When Major McBride loses communication with his colleague, he makes his way back towards him. After passing by ominously shredded padded walls, he finds the man shaking strangely, the front half of his body obscured. A long second passes, and then the theater I was in let out an audible gasp as a rageful baboon peeks over the unfortunate astronaut’s shoulder, blood smeared on its face. In the fight scene that follows, Roy is able to get the upper hand, killing the baboons and escaping with the human body — though it turns out to be DOA.
The film quickly moves forward in search of Roy’s apparently demented father, who he’s just learned is still alive after he went dark from an alien research project on Neptune 16 years before. En route, after the attack, McBride checks in with his daily psych eval, noting that he has some sympathy for the space baboons. “I understand their rage,” he says.

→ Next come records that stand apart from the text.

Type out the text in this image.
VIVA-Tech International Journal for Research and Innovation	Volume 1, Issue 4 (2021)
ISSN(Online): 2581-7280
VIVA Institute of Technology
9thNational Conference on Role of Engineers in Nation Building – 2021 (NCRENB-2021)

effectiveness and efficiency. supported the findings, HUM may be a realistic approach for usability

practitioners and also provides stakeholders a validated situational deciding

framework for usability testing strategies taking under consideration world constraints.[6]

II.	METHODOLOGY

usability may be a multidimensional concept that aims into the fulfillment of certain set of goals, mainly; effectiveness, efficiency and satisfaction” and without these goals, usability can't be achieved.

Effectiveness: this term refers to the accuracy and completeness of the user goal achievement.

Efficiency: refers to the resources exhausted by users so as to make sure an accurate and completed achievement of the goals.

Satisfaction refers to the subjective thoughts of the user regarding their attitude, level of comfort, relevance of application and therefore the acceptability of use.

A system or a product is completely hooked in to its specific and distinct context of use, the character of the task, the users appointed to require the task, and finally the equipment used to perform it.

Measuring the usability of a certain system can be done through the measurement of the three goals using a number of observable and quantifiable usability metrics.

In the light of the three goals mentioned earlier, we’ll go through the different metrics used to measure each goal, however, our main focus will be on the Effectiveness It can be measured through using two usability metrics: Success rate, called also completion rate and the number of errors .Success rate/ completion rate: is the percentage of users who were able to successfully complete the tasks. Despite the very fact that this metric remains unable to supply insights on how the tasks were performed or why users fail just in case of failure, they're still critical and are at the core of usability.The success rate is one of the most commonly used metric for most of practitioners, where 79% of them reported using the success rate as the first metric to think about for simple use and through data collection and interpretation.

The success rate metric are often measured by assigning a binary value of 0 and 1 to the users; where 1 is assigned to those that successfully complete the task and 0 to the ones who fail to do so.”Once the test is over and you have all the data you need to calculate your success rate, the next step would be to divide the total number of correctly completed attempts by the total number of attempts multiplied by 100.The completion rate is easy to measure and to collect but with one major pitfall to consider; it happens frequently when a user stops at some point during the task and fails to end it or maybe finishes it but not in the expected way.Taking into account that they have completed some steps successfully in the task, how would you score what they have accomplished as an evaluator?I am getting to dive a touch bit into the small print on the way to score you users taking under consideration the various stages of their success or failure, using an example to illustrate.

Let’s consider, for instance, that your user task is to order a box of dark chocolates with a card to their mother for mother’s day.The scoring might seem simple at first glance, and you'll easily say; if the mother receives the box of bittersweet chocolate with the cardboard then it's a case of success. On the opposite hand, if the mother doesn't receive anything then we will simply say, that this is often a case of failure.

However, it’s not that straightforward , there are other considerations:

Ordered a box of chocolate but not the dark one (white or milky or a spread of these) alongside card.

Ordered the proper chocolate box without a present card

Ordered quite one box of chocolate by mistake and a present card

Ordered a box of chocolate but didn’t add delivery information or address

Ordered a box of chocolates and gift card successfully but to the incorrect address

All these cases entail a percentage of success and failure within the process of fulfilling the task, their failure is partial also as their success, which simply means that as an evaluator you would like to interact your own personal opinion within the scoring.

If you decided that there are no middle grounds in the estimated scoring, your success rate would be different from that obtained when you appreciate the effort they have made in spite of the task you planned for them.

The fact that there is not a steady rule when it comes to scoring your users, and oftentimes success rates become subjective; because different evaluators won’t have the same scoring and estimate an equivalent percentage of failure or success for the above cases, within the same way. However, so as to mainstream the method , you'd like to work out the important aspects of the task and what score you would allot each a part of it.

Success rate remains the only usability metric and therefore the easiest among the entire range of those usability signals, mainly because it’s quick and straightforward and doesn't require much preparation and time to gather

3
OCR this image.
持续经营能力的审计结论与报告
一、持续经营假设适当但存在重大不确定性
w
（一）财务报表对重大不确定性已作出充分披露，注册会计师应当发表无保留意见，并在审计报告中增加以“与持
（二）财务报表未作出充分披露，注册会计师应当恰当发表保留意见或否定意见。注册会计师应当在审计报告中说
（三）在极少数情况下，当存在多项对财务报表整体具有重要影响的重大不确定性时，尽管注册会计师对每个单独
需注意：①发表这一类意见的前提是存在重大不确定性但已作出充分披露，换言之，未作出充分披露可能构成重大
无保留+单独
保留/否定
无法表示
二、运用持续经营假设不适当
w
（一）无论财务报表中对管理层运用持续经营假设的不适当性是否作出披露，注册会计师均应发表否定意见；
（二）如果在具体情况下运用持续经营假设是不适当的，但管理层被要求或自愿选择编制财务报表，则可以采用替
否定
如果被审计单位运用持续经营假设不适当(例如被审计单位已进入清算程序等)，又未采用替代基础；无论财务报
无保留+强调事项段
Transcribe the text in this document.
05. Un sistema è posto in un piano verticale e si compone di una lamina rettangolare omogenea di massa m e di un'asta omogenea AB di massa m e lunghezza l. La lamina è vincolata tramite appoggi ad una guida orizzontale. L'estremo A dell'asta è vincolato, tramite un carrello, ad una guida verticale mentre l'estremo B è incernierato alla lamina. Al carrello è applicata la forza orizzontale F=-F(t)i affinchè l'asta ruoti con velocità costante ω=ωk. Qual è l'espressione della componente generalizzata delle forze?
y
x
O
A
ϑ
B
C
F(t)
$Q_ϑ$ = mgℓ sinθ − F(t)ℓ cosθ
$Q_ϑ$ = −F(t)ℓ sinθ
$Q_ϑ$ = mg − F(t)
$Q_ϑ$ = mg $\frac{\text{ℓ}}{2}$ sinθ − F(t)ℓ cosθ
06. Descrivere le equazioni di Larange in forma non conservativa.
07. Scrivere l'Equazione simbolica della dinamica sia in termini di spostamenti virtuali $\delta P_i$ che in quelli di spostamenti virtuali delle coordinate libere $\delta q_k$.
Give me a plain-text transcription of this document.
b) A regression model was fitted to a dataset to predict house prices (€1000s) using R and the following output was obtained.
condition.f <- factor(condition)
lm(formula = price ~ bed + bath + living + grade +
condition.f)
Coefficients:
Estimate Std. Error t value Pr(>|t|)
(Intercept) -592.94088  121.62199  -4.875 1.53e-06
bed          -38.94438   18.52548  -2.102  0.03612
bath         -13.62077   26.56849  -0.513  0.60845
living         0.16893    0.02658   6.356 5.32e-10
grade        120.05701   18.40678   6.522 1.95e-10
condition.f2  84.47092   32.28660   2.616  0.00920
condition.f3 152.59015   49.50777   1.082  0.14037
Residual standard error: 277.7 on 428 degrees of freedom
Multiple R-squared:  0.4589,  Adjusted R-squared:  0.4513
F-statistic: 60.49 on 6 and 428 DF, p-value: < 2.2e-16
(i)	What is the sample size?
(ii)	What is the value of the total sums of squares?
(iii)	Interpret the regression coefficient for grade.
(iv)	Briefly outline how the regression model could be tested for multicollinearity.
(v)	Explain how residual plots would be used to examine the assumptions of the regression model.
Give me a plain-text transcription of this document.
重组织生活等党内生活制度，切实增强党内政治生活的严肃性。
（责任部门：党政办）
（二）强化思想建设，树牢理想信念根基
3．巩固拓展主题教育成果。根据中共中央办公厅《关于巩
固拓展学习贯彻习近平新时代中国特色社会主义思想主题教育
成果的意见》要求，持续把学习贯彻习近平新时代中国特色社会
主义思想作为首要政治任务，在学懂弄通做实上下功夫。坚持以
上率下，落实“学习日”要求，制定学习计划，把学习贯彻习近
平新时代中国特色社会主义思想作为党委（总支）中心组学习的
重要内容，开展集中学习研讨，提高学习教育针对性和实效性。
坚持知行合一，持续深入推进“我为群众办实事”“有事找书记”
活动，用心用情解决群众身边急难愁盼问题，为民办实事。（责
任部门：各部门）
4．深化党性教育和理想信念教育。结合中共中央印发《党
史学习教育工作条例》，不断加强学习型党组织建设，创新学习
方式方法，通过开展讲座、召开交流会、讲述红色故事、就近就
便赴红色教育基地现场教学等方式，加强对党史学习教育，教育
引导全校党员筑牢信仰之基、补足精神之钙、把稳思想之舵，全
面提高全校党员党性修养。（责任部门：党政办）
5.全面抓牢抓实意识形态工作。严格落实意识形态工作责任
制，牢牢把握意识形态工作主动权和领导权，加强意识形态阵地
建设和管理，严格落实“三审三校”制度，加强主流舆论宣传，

In Film Comment, Jonathan Romney described the scene as “deranged” and “utterly incongruous,” but I found it believable, heartbreaking, and directly linked to the central themes of the film — so much so that I couldn’t stop thinking about the baboons whenever I thought about the not-so-distant future that Ad Astra presents.
In the real world — in the recent past, rather than the “not so distant future” presented in Ad Astra — 32 primates, and hundreds of other animals, have been caged, trained, strapped down, and flown to space, many of them sent by the United States.